CourtCourt of Appeals of Texas
DecidedJune 10, 2022
Docket05-21-00560-CR
StatusPublished

This text of Thomas Jr Garcia, III v. the State of Texas (Thomas Jr Garcia, III v. the State of Texas) is published on Counsel Stack Legal Research, covering Court of Appeals of Texas primary law. Counsel Stack provides free access to over 12 million legal documents including statutes, case law, regulations, and constitutions.

Bluebook
Thomas Jr Garcia, III v. the State of Texas, (Tex. Ct. App. 2022).

Opinion

AFFIRMED and Opinion Filed June 10, 2022

In The Court of Appeals Fifth District of Texas at Dallas No. 05-21-00558-CR No. 05-21-00559-CR No. 05-21-00560-CR

THOMAS JR GARCIA, III, Appellant V. THE STATE OF TEXAS, Appellee

On Appeal from the 380th Judicial District Court Collin County, Texas Trial Court Cause Nos. 380-82267-2018, 380-82268-2018, 380-81981-2019

MEMORANDUM OPINION

Before Justices Molberg, Reichek, and Garcia Opinion by Justice Garcia

Appellant Thomas Jr Garcia, III appeals three judgments adjudicating guilt

and sentencing him to terms of imprisonment. He raises one issue in which he argues

that the trial judge abused his discretion either by (1) sentencing him to prison

instead of continuing his community supervision or (2) imposing excessive

sentences. We affirm. I. Background

In 2018, appellant was charged with two first-degree felony cases of

aggravated robbery.
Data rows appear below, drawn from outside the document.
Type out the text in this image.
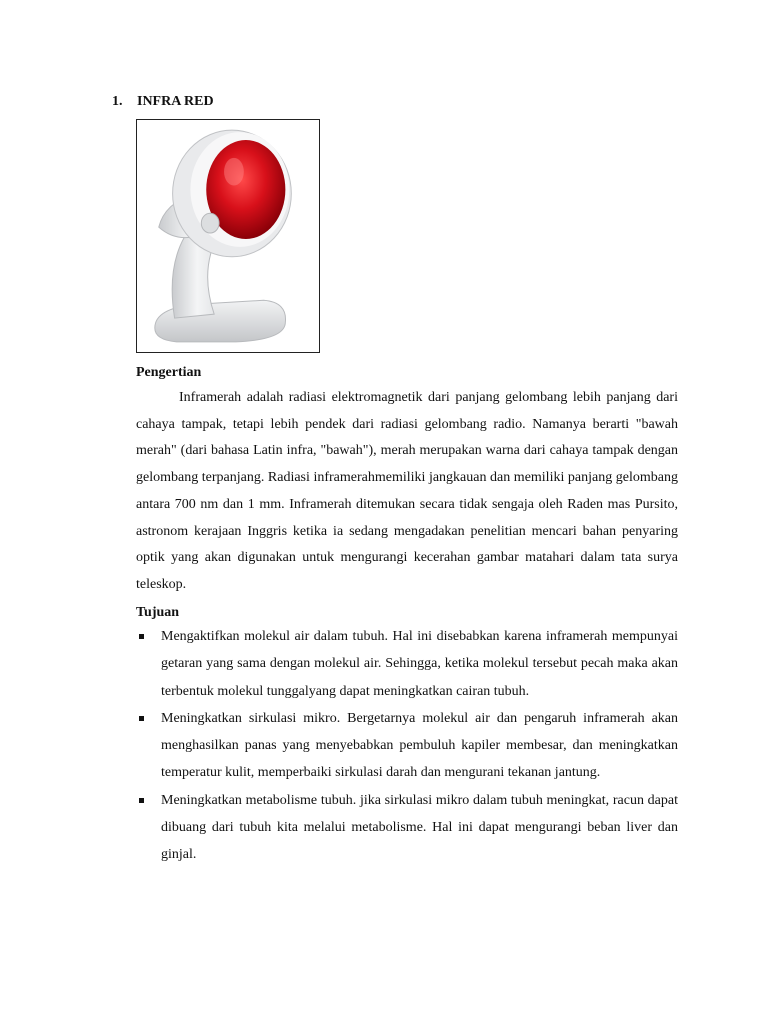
1. INFRA RED
Pengertian

Inframerah adalah radiasi elektromagnetik dari panjang gelombang lebih panjang dari cahaya tampak, tetapi lebih pendek dari radiasi gelombang radio. Namanya berarti "bawah merah" (dari bahasa Latin infra, "bawah"), merah merupakan warna dari cahaya tampak dengan gelombang terpanjang. Radiasi inframerahmemiliki jangkauan dan memiliki panjang gelombang antara 700 nm dan 1 mm. Inframerah ditemukan secara tidak sengaja oleh Raden mas Pursito, astronom kerajaan Inggris ketika ia sedang mengadakan penelitian mencari bahan penyaring optik yang akan digunakan untuk mengurangi kecerahan gambar matahari dalam tata surya teleskop.

Tujuan
Mengaktifkan molekul air dalam tubuh. Hal ini disebabkan karena inframerah mempunyai getaran yang sama dengan molekul air. Sehingga, ketika molekul tersebut pecah maka akan terbentuk molekul tunggalyang dapat meningkatkan cairan tubuh.
Meningkatkan sirkulasi mikro. Bergetarnya molekul air dan pengaruh inframerah akan menghasilkan panas yang menyebabkan pembuluh kapiler membesar, dan meningkatkan temperatur kulit, memperbaiki sirkulasi darah dan mengurani tekanan jantung.
Meningkatkan metabolisme tubuh. jika sirkulasi mikro dalam tubuh meningkat, racun dapat dibuang dari tubuh kita melalui metabolisme. Hal ini dapat mengurangi beban liver dan ginjal.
Pursuant to a plea bargain, the trial judge deferred findings of

guilt, placed appellant on ten years’ community supervision, and made affirmative

deadly-weapon findings.

In 2019, appellant was charged with second-degree felony aggravated assault

with a deadly weapon. Pursuant to a plea bargain, the trial judge deferred a finding

of guilt, placed appellant on ten years’ community supervision, and made an

affirmative deadly-weapon finding.

In 2020, the State moved to adjudicate appellant’s guilt in all three cases,

alleging that appellant had violated several terms of his community supervision. At

the consolidated hearing of the three motions, appellant pleaded true to the State’s

allegations. There was no plea agreement.

After hearing evidence and argument, the trial judge sentenced appellant to

twelve years’ imprisonment in one aggravated-robbery case, eight years’

imprisonment in the other aggravated-robbery case, and six years’ imprisonment in

the aggravated-assault case.

II. Analysis

In his sole issue on appeal, appellant argues that the trial judge abused his

discretion by sentencing him to prison instead of continuing his community

–2– supervision. Alternatively, appellant argues that the sentences imposed were

excessive.

The State responds that appellant failed to preserve error in the trial court and

that the trial judge did not abuse his discretion in any event.

We have held that an appellant must preserve in the trial court certain

challenges to his punishment, such as challenges based on the Eighth Amendment,

Castaneda v. State, 135 S.W.3d 719, 723 (Tex. App.—Dallas 2003, no pet.), and

challenges based on the objectives stated in § 1.02 of the Texas Penal Code,

Littlebird v. State, No. 05-17-00709-CR, 2018 WL 2926811, at *2 (Tex. App.—

Dallas June 7, 2018, no pet.) (mem. op., not designated for publication). But

appellant does not rely on the Eighth Amendment or on § 1.02. Instead, he argues

only that, based on the evidence, the judge’s decisions do not best serve the interests

of justice, the community, appellant, and his family. His appellate argument is

generally similar to his closing argument in the trial court.

Assuming without deciding that appellant adequately preserved error, we

conclude that appellant has not shown an abuse of discretion.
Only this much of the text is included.